LONDON: US president Donald Trump urged OPEC to lower crude prices on Thursday while reminding Mideast oil exporters of US security support.
He made his remarks on Twitter ahead of a keenly awaited meeting of OPEC countries and its allies in Algiers this weekend as pressure mounts on them to prevent a spike in prices caused by the reimposition of oil sanctions on Iran.
“We protect the countries of the Middle East, they would not be safe for very long without us, and yet they continue to push for higher and higher oil prices!” he tweeted.
“We will remember. The OPEC monopoly must get prices down now!”
Despite the threat, the group and its allies are unlikely to agree to an official increase in output, Reuters reported on Thursday, citing OPEC sources.
In June they agreed to increase production by about one million barrels per day (bpd). That decision was was spurred by a recovery in oil prices, in part caused by OPEC and its partners agreeing to lower production since 2017.
Known as OPEC+, the group of oil producers which includes Russia are due to meet on Sunday in Algiers to look at how to allocate the additional one million bpd within its quote a framework.
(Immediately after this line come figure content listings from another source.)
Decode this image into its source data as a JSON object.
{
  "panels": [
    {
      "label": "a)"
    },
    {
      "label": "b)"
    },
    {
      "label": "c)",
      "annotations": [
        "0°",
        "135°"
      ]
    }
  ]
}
OPEC sources told Reuters that there was no immediate plan for any official action as such a move would require OPEC to hold what it calls an extraordinary meeting, which is not on the table.
Oil prices slipped after Trumps remarks, with Brent crude shedding 40 cents to $79 a barrel in early afternoon trade in London while US light crude was unchanged at about $71.12.
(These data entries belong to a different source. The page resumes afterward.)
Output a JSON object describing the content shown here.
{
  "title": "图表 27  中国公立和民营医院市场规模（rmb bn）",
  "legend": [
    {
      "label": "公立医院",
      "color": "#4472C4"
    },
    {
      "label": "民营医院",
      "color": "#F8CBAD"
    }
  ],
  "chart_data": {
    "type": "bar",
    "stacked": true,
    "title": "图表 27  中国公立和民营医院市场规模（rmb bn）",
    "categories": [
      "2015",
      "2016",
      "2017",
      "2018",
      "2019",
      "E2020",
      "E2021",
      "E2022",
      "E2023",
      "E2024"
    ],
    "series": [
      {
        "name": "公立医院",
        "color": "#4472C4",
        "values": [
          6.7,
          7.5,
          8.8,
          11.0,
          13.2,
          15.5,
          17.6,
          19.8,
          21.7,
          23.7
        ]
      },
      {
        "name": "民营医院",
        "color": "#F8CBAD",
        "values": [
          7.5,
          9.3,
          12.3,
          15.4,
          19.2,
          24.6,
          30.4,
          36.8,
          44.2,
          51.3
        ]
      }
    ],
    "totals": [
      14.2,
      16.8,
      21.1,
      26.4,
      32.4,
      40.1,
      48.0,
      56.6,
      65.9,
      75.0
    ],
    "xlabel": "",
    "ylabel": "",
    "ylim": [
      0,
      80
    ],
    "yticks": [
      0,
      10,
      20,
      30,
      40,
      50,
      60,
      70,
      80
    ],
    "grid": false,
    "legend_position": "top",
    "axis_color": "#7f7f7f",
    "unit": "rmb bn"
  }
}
Brent had been trading at around $80 on expectations that global supplies would come under pressure from the introduction of US sanctions on Iranian crude exports on Nov. 4.
Some countries has already started to halt imports from Tehran ahead of that deadline, leading analysts to speculate about how much spare capacity there is in the Middle East to compensate for the loss of Iranian exports as well as how much of that spare capacity can be easily brought online after years of under-investment in the industry.
Analysts expect oil to trend higher and through the $80 barrier as the deadline for US sanctions approaches.
“Brent is definitely fighting the $80 line, wanting to break above,” said SEB Markets chief commodities analyst Bjarne Schieldrop, Reuters reported. “But this is likely going to break very soon.”